Inspire Middle East : le Louvre Abu Dhabi souffle sa première bougie

A l’occasion du premier anniversaire du Louvre Abu Dhabi, Inspire Middle East vous fait visiter ce musée unique au monde. Au programme de ce numéro :

un aperçu des collections et des chefs d’œuvre du musée émirati

une rencontre avec le président de l’Autorité du Tourisme et de la Culture d’Abu Dhabi, Mohammed al-Moubarak, qui évoque les nouvelles acquisitions

un détour par la Tunisie à la rencontre de jeunes danseurs qui défendent le breakdance comme discipline artistique à part entière.

L’innovation au service de l’art

Et si les statistiques pouvaient créer de la musique ? Tel est objectif de l‘œuvre contemporaine baptisée “Constellations”, une création du designer émirati Salem al-Mansoori. Ce dernier a utilisé les chiffres du Louvre Abu Dhabi au cours de sa première année, pour créer une sorte de carte des visiteurs.

60% des visiteurs du musée viennent de l’étranger. L’artiste a donc créé des constellations qui représentent les pays dont ils sont originaires, et chacune d’entre elles possèdent sa propre mélodie.
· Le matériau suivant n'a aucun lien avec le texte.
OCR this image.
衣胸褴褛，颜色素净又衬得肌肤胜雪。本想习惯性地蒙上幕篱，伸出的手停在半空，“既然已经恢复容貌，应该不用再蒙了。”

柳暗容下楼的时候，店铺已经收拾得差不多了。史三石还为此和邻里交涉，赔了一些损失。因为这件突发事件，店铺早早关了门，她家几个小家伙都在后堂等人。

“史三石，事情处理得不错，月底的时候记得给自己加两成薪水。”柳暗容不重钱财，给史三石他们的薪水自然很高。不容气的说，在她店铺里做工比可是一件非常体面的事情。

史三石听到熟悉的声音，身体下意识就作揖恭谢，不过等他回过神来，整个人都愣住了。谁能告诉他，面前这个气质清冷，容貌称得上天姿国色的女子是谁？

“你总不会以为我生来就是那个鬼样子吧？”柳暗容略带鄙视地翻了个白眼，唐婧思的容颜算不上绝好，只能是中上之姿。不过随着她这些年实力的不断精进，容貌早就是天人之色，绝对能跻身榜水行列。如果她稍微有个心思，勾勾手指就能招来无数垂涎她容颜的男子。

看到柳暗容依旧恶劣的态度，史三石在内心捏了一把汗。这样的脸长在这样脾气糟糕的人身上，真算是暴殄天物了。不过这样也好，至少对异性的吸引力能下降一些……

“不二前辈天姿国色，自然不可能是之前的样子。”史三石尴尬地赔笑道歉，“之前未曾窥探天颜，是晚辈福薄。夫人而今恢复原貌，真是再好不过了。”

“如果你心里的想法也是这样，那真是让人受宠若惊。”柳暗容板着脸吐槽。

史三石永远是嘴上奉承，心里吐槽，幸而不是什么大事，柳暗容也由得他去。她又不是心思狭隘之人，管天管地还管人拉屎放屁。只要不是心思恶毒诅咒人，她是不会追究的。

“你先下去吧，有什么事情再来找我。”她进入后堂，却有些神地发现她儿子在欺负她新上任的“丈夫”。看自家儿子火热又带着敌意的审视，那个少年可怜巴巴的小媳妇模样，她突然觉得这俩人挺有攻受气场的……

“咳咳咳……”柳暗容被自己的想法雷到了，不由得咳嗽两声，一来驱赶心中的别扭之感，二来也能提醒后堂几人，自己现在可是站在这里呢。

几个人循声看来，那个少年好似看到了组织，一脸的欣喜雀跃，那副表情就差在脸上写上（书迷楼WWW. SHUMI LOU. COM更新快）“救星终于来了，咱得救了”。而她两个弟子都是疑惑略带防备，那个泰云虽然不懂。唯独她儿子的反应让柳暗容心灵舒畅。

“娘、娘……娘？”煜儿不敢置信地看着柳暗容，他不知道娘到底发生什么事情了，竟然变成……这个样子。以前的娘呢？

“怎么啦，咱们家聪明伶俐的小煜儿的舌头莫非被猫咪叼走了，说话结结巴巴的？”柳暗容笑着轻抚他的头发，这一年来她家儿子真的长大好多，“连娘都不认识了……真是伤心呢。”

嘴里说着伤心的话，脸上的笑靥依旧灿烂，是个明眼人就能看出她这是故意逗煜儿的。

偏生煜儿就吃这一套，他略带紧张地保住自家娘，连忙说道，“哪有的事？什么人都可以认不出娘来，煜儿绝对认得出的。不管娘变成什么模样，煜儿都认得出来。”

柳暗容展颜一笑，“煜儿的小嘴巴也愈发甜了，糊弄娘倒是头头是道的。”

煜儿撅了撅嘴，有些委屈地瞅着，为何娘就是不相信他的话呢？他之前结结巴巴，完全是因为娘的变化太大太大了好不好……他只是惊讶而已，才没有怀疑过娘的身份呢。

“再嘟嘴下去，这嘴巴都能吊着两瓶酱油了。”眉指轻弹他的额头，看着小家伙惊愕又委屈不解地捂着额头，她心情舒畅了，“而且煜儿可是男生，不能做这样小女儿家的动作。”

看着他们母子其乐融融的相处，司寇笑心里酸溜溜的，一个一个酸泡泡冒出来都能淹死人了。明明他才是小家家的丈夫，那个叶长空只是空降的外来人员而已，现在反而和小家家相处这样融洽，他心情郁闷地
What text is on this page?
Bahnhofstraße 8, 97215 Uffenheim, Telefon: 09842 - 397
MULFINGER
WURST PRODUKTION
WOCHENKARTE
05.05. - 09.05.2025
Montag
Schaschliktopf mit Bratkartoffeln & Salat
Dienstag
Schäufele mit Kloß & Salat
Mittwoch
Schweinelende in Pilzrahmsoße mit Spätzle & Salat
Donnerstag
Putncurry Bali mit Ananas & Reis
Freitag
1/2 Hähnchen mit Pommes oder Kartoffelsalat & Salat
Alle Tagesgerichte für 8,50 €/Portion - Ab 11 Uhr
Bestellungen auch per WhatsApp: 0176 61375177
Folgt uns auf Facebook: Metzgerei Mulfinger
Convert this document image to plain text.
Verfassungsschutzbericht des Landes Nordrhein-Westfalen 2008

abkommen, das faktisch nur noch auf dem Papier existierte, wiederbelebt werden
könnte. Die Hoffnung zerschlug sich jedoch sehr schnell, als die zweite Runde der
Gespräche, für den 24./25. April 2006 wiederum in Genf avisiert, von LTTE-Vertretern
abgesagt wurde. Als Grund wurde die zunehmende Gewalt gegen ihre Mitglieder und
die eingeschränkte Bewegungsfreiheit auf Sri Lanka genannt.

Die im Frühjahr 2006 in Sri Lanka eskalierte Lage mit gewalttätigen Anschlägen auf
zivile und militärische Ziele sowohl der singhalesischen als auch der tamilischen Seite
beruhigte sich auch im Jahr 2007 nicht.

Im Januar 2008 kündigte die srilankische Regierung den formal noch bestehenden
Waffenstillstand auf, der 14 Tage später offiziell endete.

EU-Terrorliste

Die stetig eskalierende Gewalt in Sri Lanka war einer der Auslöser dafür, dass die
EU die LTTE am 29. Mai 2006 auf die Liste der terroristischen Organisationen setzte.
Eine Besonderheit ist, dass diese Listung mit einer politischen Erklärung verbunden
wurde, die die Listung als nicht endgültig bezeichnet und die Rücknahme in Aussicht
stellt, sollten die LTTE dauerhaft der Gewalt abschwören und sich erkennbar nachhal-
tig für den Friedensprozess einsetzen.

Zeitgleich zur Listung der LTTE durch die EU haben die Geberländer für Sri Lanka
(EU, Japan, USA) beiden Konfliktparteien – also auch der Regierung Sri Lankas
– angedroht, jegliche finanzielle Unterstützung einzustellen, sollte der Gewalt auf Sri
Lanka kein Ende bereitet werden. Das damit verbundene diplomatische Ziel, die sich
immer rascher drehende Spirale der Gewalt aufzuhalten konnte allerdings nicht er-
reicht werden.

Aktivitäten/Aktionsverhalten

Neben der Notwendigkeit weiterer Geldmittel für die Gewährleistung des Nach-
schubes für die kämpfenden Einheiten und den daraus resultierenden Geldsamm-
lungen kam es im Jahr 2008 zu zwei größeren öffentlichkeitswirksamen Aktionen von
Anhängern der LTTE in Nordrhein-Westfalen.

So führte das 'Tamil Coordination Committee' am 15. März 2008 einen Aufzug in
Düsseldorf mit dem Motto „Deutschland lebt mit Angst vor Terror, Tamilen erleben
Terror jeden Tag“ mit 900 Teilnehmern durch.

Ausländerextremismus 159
“Vous pouvez regarder l’histoire de l’humanité à travers l’art, c’est pourquoi nous avons voulu nous servir des visiteurs de manière concrète et explicite. Ici, ils deviennent les composants de cette base de données artistique”, explique-t-il.

Aux Émirats arabes unis, le Louvre célèbre son premier anniversaire à travers des expositions d’œuvres d’art historiques et contemporaines. Le musée a notamment mis en place des représentations éphémères d’œuvres orales, où des poètes s’inspirent des artefacts qui les entourent.

L’année dernière, Abu Dhabi a obtenu le droit d’utiliser la marque Louvre pour une durée de 30 ans. Montant de l’opération : plus de 460 millions d’euros.

Au cours des 12 derniers mois, le musée a abrité des centaines d‘œuvres du monde entier, dont des chefs-d‘œuvre internationaux tels que l’autoportrait de Vincent Van Gogh, peint en1887, ou encore la statue de deux mètres et demi du pharaon égyptien Ramsès, qui régnait au 13ème siècle avant JC.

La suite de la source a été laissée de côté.